Hierarchical Condition Categories (HCCs) are a system used in the United States healthcare landscape to categorize a patient’s health status and predict their future healthcare costs. This framework is primarily utilized by the Centers for Medicare & Medicaid Services (CMS) to manage payments to private health plans, particularly those participating in Medicare Advantage (MA). The system groups diagnoses that share similar expected treatment expenses and clinical complexity into specific categories. By assigning a patient a risk score based on their HCCs, the system determines the appropriate funding a health plan should receive to provide care.
Understanding the Risk Adjustment Model
The HCC system is the foundation of the CMS Risk Adjustment Model, which is designed to ensure fair payments across the Medicare Advantage program. The model accurately reflects the health status and anticipated medical spending of each enrolled beneficiary. By adjusting payments based on predicted costs, the system compensates health plans that enroll patients with more serious or chronic conditions.
This mechanism creates a level playing field among competing Medicare Advantage organizations. Without risk adjustment, plans might be financially motivated to select only the healthiest beneficiaries, undermining the goal of comprehensive coverage. The model assigns a Risk Adjustment Factor (RAF) score to each patient, measuring their predicted healthcare expenditures relative to the average beneficiary. A score above 1.0 indicates higher than average expected costs, while a score below 1.0 suggests lower expected costs.
The risk adjustment system is forward-looking, using a patient’s documented conditions from one year to predict expected costs for the following year. This prospective nature allows health plans to budget and allocate resources appropriately for their members.
The Process of Assigning Condition Categories
The assignment of an HCC begins with the medical provider’s thorough documentation during a patient encounter. Every diagnosis recorded is translated into a standardized code using the International Classification of Diseases, Tenth Revision, Clinical Modification (ICD-10-CM) system. These ICD-10 codes are the raw data that feed into the HCC model.
CMS uses specific mapping logic to group these individual diagnosis codes into the broader Hierarchical Condition Categories. Not every ICD-10 code maps to an HCC, as the system focuses on chronic, severe, or complex conditions associated with significant long-term healthcare costs. For a condition to be included in the risk score calculation, it must be documented by an authorized professional at least once during the calendar year.

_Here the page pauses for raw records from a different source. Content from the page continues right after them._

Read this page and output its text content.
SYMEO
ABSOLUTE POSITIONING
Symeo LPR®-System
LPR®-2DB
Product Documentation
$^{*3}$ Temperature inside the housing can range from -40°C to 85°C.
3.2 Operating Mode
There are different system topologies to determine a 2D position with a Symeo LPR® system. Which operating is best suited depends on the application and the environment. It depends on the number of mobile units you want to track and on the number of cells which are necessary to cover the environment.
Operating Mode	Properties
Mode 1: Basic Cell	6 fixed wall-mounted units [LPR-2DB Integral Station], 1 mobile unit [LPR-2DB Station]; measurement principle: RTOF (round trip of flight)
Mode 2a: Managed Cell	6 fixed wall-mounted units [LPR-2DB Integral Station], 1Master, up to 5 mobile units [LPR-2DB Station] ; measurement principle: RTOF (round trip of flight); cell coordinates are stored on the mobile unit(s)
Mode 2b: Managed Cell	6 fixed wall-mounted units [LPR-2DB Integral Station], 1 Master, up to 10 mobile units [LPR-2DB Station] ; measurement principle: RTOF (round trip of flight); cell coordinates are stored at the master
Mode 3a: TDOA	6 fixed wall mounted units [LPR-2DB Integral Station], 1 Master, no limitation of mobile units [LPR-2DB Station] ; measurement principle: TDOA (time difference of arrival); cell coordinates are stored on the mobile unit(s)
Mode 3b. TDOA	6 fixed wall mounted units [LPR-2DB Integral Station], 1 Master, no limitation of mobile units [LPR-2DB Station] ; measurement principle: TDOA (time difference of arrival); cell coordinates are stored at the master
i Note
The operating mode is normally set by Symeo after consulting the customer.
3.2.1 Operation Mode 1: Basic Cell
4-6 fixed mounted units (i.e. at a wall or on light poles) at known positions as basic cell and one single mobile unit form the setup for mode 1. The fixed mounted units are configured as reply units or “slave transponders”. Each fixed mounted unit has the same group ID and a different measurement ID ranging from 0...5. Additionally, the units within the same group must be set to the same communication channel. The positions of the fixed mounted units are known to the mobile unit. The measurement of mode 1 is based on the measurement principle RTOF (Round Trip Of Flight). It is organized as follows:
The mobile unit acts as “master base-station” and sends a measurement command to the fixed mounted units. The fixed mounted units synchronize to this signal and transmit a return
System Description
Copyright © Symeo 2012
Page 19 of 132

A defining feature of the model is the “hierarchical” nature of the categories. If a patient has multiple diagnoses that fall into the same clinical group, only the most severe condition is counted toward the risk score. This structure prevents the over-counting of related conditions and ensures the final risk score reflects the highest level of clinical complexity present.
How HCCs Influence Healthcare Funding
The final HCC score assigned to a patient directly impacts the capitated, fixed monthly payment a Medicare Advantage plan receives from CMS. When a patient has a higher RAF score due to multiple or more severe HCCs, the health plan receives a larger payment to cover the expected increased cost of care. This funding provides the necessary resources for managing complex and chronic conditions.
The payment adjustment ensures that health plans have the financial capacity to offer comprehensive services, including specialized care coordination and disease management programs. If the total risk score for a plan’s population is higher than the national average, the plan receives a proportionately higher total payment. Conversely, a lower average risk score results in a lower payment.
This funding mechanism is designed to be budget-neutral across the entire Medicare Advantage program. The money is paid to the health plans, which use it to cover the cost of services provided to the patient. Higher payments resulting from accurate HCC coding can also influence the supplemental benefits an MA plan offers.
Ensuring Accurate Patient Documentation
Patients support the accuracy of the HCC system by being proactive about their health records. Attending annual wellness visits is a simple way to ensure a physician reviews and documents all current health conditions. These yearly reviews provide the necessary physician-patient encounter that officially captures a condition for risk adjustment purposes.
Patients should discuss all chronic and long-term conditions with their provider, even those that are stable and well-managed. Chronic conditions must be documented and assessed every calendar year to be counted in the risk score calculation. After an appointment, patients should review the summary of care documentation to verify that all conditions were recorded accurately by the provider.
This attention to detail ensures that the patient’s medical record fully reflects their true health status. Complete documentation ensures the health plan receives the appropriate funding to manage the patient’s needs, supporting the provision of quality care.